By Allison Davis
In March of 2015, two family-owned companies headquartered in Massachusetts filed suit in state court challenging certain provisions of Massachusetts’ campaign finance laws. The provisions in question prohibit corporations and corporate PACs from contributing to candidates or political party committees, but permit labor unions and their PACs to directly contribute up to $15,000 per calendar year to candidates or parties. According to the plaintiffs’ complaint (filed as 1A Auto, Inc. v. Sullivan), this law represents a “lopsided ban” that stifles First Amendment-protected speech and associational rights for corporations. Additionally, the plaintiffs allege that the law violates the Equal Protection Clause of the Fourteenth Amendment to the Constitution by granting unions and their PACs a privilege that is forbidden to their corporate counterparts.
Although the United States Supreme Court previously held in Austin v. Michigan Chamber of Commerce that a state’s ban on independent expenditures by corporations—but not unions—did not violate the Equal Protection Clause, the “anti-distortion” rationale behind this distinction—that is, the presumption that corporate “war chests” pose a bigger threat than union spending—was expressly overruled in 2010 in Citizens United v. FEC. On the contributions side, although the Court upheld a ban on direct corporate contributions in 2003’s FEC v. Beaumont, that ban applied equally to unions and corporations, and the government failed to distinguish between the two.

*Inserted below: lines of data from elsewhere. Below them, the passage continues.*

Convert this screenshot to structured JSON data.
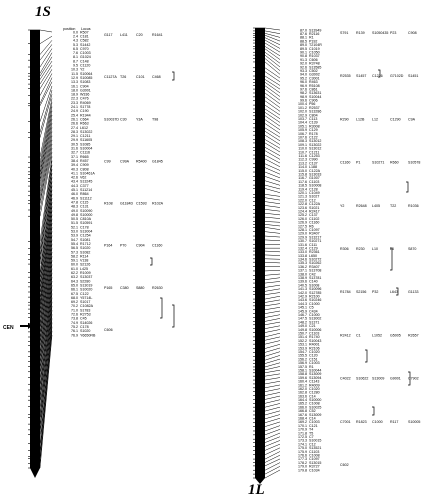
{
  "left_map": {
    "title": "1S",
    "header_position": "position",
    "header_locus": "Locus",
    "centromere_label": "CEN",
    "loci": [
      {
        "pos": "0.0",
        "name": "R507"
      },
      {
        "pos": "2.4",
        "name": "C181"
      },
      {
        "pos": "4.3",
        "name": "C582"
      },
      {
        "pos": "5.3",
        "name": "S1442"
      },
      {
        "pos": "6.5",
        "name": "C970"
      },
      {
        "pos": "7.6",
        "name": "C1003"
      },
      {
        "pos": "8.1",
        "name": "G1024"
      },
      {
        "pos": "8.7",
        "name": "C148"
      },
      {
        "pos": "9.5",
        "name": "C1120"
      },
      {
        "pos": "10.3",
        "name": "Y2"
      },
      {
        "pos": "11.5",
        "name": "S10064"
      },
      {
        "pos": "12.9",
        "name": "S10085"
      },
      {
        "pos": "13.3",
        "name": "S1083"
      },
      {
        "pos": "16.1",
        "name": "C904"
      },
      {
        "pos": "18.0",
        "name": "G3001"
      },
      {
        "pos": "18.9",
        "name": "W336"
      },
      {
        "pos": "22.3",
        "name": "C476"
      },
      {
        "pos": "23.3",
        "name": "R4069"
      },
      {
        "pos": "24.1",
        "name": "S1778"
      },
      {
        "pos": "24.9",
        "name": "C190"
      },
      {
        "pos": "25.4",
        "name": "R1944"
      },
      {
        "pos": "26.1",
        "name": "C664"
      },
      {
        "pos": "26.6",
        "name": "R663"
      },
      {
        "pos": "27.4",
        "name": "L612"
      },
      {
        "pos": "28.3",
        "name": "S13022"
      },
      {
        "pos": "29.1",
        "name": "C1211"
      },
      {
        "pos": "29.9",
        "name": "S11605"
      },
      {
        "pos": "30.5",
        "name": "S1085"
      },
      {
        "pos": "31.6",
        "name": "S10004"
      },
      {
        "pos": "32.7",
        "name": "C1116"
      },
      {
        "pos": "37.1",
        "name": "R665"
      },
      {
        "pos": "38.4",
        "name": "R457"
      },
      {
        "pos": "39.4",
        "name": "C909"
      },
      {
        "pos": "40.3",
        "name": "C808"
      },
      {
        "pos": "41.1",
        "name": "S10461A"
      },
      {
        "pos": "42.6",
        "name": "V62"
      },
      {
        "pos": "43.4",
        "name": "S13245"
      },
      {
        "pos": "44.3",
        "name": "C377"
      },
      {
        "pos": "45.1",
        "name": "S11214"
      },
      {
        "pos": "46.0",
        "name": "R864"
      },
      {
        "pos": "46.9",
        "name": "S11112"
      },
      {
        "pos": "47.8",
        "name": "C115"
      },
      {
        "pos": "48.3",
        "name": "C131"
      },
      {
        "pos": "49.0",
        "name": "S10090"
      },
      {
        "pos": "49.8",
        "name": "S10000"
      },
      {
        "pos": "50.5",
        "name": "C810A"
      },
      {
        "pos": "51.5",
        "name": "S10591"
      },
      {
        "pos": "52.1",
        "name": "C178"
      },
      {
        "pos": "53.0",
        "name": "S13004"
      },
      {
        "pos": "53.9",
        "name": "C1254"
      },
      {
        "pos": "54.7",
        "name": "S1081"
      },
      {
        "pos": "55.4",
        "name": "R1712"
      },
      {
        "pos": "56.5",
        "name": "S1020"
      },
      {
        "pos": "57.3",
        "name": "S1082"
      },
      {
        "pos": "58.2",
        "name": "R114"
      },
      {
        "pos": "59.1",
        "name": "V138"
      },
      {
        "pos": "60.0",
        "name": "S2126"
      },
      {
        "pos": "61.0",
        "name": "L425"
      },
      {
        "pos": "62.2",
        "name": "R1009"
      },
      {
        "pos": "63.2",
        "name": "S13037"
      },
      {
        "pos": "64.3",
        "name": "S2280"
      },
      {
        "pos": "65.0",
        "name": "S13019"
      },
      {
        "pos": "66.1",
        "name": "S10020"
      },
      {
        "pos": "67.5",
        "name": "C122"
      },
      {
        "pos": "68.0",
        "name": "Y5714L"
      },
      {
        "pos": "69.2",
        "name": "S1017"
      },
      {
        "pos": "70.2",
        "name": "C1082A"
      },
      {
        "pos": "71.0",
        "name": "S1783"
      },
      {
        "pos": "72.6",
        "name": "R2753"
      },
      {
        "pos": "73.8",
        "name": "C45"
      },
      {
        "pos": "74.9",
        "name": "S14026"
      },
      {
        "pos": "75.2",
        "name": "C178"
      },
      {
        "pos": "76.1",
        "name": "S1020"
      },
      {
        "pos": "76.9",
        "name": "Y6650RB"
      }
    ],
    "extra_markers": [
      "G117",
      "L411",
      "C20",
      "R1641",
      "C1127A",
      "T26",
      "C101",
      "C468",
      "S10037D",
      "C30",
      "Y3A",
      "T98",
      "C99",
      "C99A",
      "R5400",
      "G1845",
      "R108",
      "G1184D",
      "C1593",
      "R102A",
      "P164",
      "P70",
      "C904",
      "C1160",
      "P165",
      "C380",
      "S880",
      "R2630",
      "C606"
    ]
  },
  "right_map": {
    "title": "1L",
    "loci": [
      {
        "pos": "87.0",
        "name": "S13949"
      },
      {
        "pos": "87.6",
        "name": "R2116"
      },
      {
        "pos": "88.1",
        "name": "R1"
      },
      {
        "pos": "88.5",
        "name": "P192"
      },
      {
        "pos": "89.0",
        "name": "T2104R"
      },
      {
        "pos": "89.5",
        "name": "C1019"
      },
      {
        "pos": "90.1",
        "name": "C1050"
      },
      {
        "pos": "90.8",
        "name": "R1037"
      },
      {
        "pos": "91.3",
        "name": "C606"
      },
      {
        "pos": "92.0",
        "name": "R3748"
      },
      {
        "pos": "92.6",
        "name": "S13585"
      },
      {
        "pos": "93.3",
        "name": "C502"
      },
      {
        "pos": "94.0",
        "name": "G3002"
      },
      {
        "pos": "95.2",
        "name": "C3001"
      },
      {
        "pos": "96.0",
        "name": "R463"
      },
      {
        "pos": "96.9",
        "name": "R5108"
      },
      {
        "pos": "97.6",
        "name": "C861"
      },
      {
        "pos": "98.2",
        "name": "S13631"
      },
      {
        "pos": "98.9",
        "name": "S10044"
      },
      {
        "pos": "99.6",
        "name": "C906"
      },
      {
        "pos": "100.4",
        "name": "P56"
      },
      {
        "pos": "101.2",
        "name": "R2537"
      },
      {
        "pos": "102.0",
        "name": "S13286"
      },
      {
        "pos": "102.9",
        "name": "C804"
      },
      {
        "pos": "103.7",
        "name": "C113"
      },
      {
        "pos": "104.4",
        "name": "C139"
      },
      {
        "pos": "105.1",
        "name": "R3008"
      },
      {
        "pos": "105.9",
        "name": "C129"
      },
      {
        "pos": "106.7",
        "name": "R178"
      },
      {
        "pos": "107.6",
        "name": "C122"
      },
      {
        "pos": "108.3",
        "name": "S13012"
      },
      {
        "pos": "109.1",
        "name": "S13022"
      },
      {
        "pos": "110.0",
        "name": "S13012"
      },
      {
        "pos": "110.7",
        "name": "C1211"
      },
      {
        "pos": "111.6",
        "name": "C1253"
      },
      {
        "pos": "112.3",
        "name": "C990"
      },
      {
        "pos": "113.2",
        "name": "C137"
      },
      {
        "pos": "114.0",
        "name": "L188"
      },
      {
        "pos": "115.0",
        "name": "C122A"
      },
      {
        "pos": "115.8",
        "name": "S13033"
      },
      {
        "pos": "116.7",
        "name": "G1007"
      },
      {
        "pos": "117.6",
        "name": "C1103"
      },
      {
        "pos": "118.5",
        "name": "S10008"
      },
      {
        "pos": "119.4",
        "name": "C128"
      },
      {
        "pos": "120.1",
        "name": "C1049"
      },
      {
        "pos": "121.3",
        "name": "S1027"
      },
      {
        "pos": "122.0",
        "name": "C12"
      },
      {
        "pos": "122.8",
        "name": "C122A"
      },
      {
        "pos": "123.6",
        "name": "S1021"
      },
      {
        "pos": "124.4",
        "name": "R2417"
      },
      {
        "pos": "125.2",
        "name": "C137"
      },
      {
        "pos": "126.0",
        "name": "C1102"
      },
      {
        "pos": "126.9",
        "name": "C1160"
      },
      {
        "pos": "127.5",
        "name": "R6"
      },
      {
        "pos": "128.1",
        "name": "C1097"
      },
      {
        "pos": "129.0",
        "name": "R3407"
      },
      {
        "pos": "129.9",
        "name": "S13217"
      },
      {
        "pos": "130.7",
        "name": "S10271"
      },
      {
        "pos": "131.6",
        "name": "C111"
      },
      {
        "pos": "132.4",
        "name": "C129"
      },
      {
        "pos": "133.0",
        "name": "R2361"
      },
      {
        "pos": "133.8",
        "name": "L650"
      },
      {
        "pos": "134.6",
        "name": "S10272"
      },
      {
        "pos": "135.3",
        "name": "S10262"
      },
      {
        "pos": "136.2",
        "name": "R3407"
      },
      {
        "pos": "137.1",
        "name": "S13708"
      },
      {
        "pos": "138.0",
        "name": "C42"
      },
      {
        "pos": "138.9",
        "name": "S13781"
      },
      {
        "pos": "139.6",
        "name": "C140"
      },
      {
        "pos": "140.5",
        "name": "S1008"
      },
      {
        "pos": "141.3",
        "name": "S10096"
      },
      {
        "pos": "142.0",
        "name": "S12785"
      },
      {
        "pos": "142.9",
        "name": "R2100"
      },
      {
        "pos": "143.6",
        "name": "S10246"
      },
      {
        "pos": "144.3",
        "name": "C1000"
      },
      {
        "pos": "145.1",
        "name": "C5"
      },
      {
        "pos": "145.9",
        "name": "C434"
      },
      {
        "pos": "146.7",
        "name": "C1000"
      },
      {
        "pos": "147.5",
        "name": "S13002"
      },
      {
        "pos": "148.2",
        "name": "S1371"
      },
      {
        "pos": "149.0",
        "name": "C21"
      },
      {
        "pos": "149.8",
        "name": "S10006"
      },
      {
        "pos": "150.7",
        "name": "C1103"
      },
      {
        "pos": "151.4",
        "name": "R1740"
      },
      {
        "pos": "152.2",
        "name": "S10043"
      },
      {
        "pos": "153.1",
        "name": "R4001"
      },
      {
        "pos": "153.9",
        "name": "R2106"
      },
      {
        "pos": "154.7",
        "name": "C1020"
      },
      {
        "pos": "155.5",
        "name": "C120"
      },
      {
        "pos": "156.2",
        "name": "C151"
      },
      {
        "pos": "156.9",
        "name": "C1003"
      },
      {
        "pos": "157.5",
        "name": "R1"
      },
      {
        "pos": "158.1",
        "name": "S10044"
      },
      {
        "pos": "158.8",
        "name": "S13009"
      },
      {
        "pos": "159.6",
        "name": "S13094"
      },
      {
        "pos": "160.4",
        "name": "C1143"
      },
      {
        "pos": "161.2",
        "name": "R4009"
      },
      {
        "pos": "162.0",
        "name": "C1020"
      },
      {
        "pos": "162.8",
        "name": "C1280"
      },
      {
        "pos": "163.6",
        "name": "C14"
      },
      {
        "pos": "164.4",
        "name": "S10000"
      },
      {
        "pos": "165.2",
        "name": "C1008"
      },
      {
        "pos": "166.0",
        "name": "S10025"
      },
      {
        "pos": "166.8",
        "name": "C52"
      },
      {
        "pos": "167.6",
        "name": "S13009"
      },
      {
        "pos": "168.4",
        "name": "C14"
      },
      {
        "pos": "169.2",
        "name": "C1003"
      },
      {
        "pos": "170.1",
        "name": "C121"
      },
      {
        "pos": "170.9",
        "name": "T4"
      },
      {
        "pos": "171.8",
        "name": "T5"
      },
      {
        "pos": "172.5",
        "name": "C7"
      },
      {
        "pos": "173.3",
        "name": "S10015"
      },
      {
        "pos": "174.1",
        "name": "C12"
      },
      {
        "pos": "175.0",
        "name": "S13521"
      },
      {
        "pos": "175.9",
        "name": "C1103"
      },
      {
        "pos": "176.6",
        "name": "C1008"
      },
      {
        "pos": "177.3",
        "name": "C1097"
      },
      {
        "pos": "178.2",
        "name": "S13015"
      },
      {
        "pos": "179.0",
        "name": "R3727"
      },
      {
        "pos": "179.8",
        "name": "C1034"
      }
    ],
    "extra_markers": [
      "S791",
      "R139",
      "S1050435",
      "P23",
      "C908",
      "R2535",
      "S1457",
      "C1276",
      "G7102D",
      "S1451",
      "R290",
      "L12B",
      "L12",
      "C1290",
      "C9A",
      "C1160",
      "P1",
      "S10271",
      "R660",
      "S10578",
      "Y2",
      "R2648",
      "L405",
      "T22",
      "R1036",
      "R306",
      "R230",
      "L10",
      "L6",
      "S870",
      "R1784",
      "S2156",
      "P32",
      "L643",
      "G1133",
      "R2412",
      "C1",
      "L1052",
      "G5005",
      "R2657",
      "C4022",
      "S10622",
      "S13009",
      "G9001",
      "C7902",
      "C7001",
      "R1823",
      "C1000",
      "R117",
      "S10005",
      "C602"
    ]
  }
}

At the state level, at least one court has gone one step further and directly struck down a law distinguishing between corporate and union contributions. In 2010’s Dallman v. Ritter, the law in question—an amendment to the Colorado Constitution that prohibited unions from making contributions, but allowed corporate PACs to make such contributions—was essentially the reverse of Massachusetts’ presently challenged law. That court held that the amendment abridged the plaintiff’s First Amendment right to association, as well as their Fourteenth Amendment right to equal protection, by “treating unions differently than other entities without compelling justification.” Although the court acknowledged that unions and corporations were “structurally dissimilar,” it concluded that for the purposes of regulating political speech, they were “similarly situated.” It follows that this reasoning flows both ways: if unions are the same as corporations in the campaign finance context, then indeed, corporations are the same as unions.
The Eighth Circuit, for its part, has expressed skepticism about the ability of corporations to challenge contribution restrictions that distinguish between corporate and union speech under the Fourteenth Amendment’s Equal Protection Clause. However, that same court has upheld a law that banned corporate political contributions and allowed union contributions, holding that although a corporation lacked standing to bring an Equal Protection claim, it did have standing to challenge the law under the First Amendment.
On balance, these cases demonstrate that although courts are skeptical when granting corporations standing to challenge campaign finance laws under the Equal Protection Clause, the possibility of a successful outcome for a corporation challenging such laws under the First Amendment (as alleged in the Massachusetts plaintiffs’ complaint) appears far more likely. Ultimately, the success or failure of the Massachusetts’ plaintiffs’ challenge to that state’s campaign finance law will rest upon the Constitutional claim upon which they rely—and a First Amendment challenge is far more likely to be successful than one based upon the Equal Protection Clause.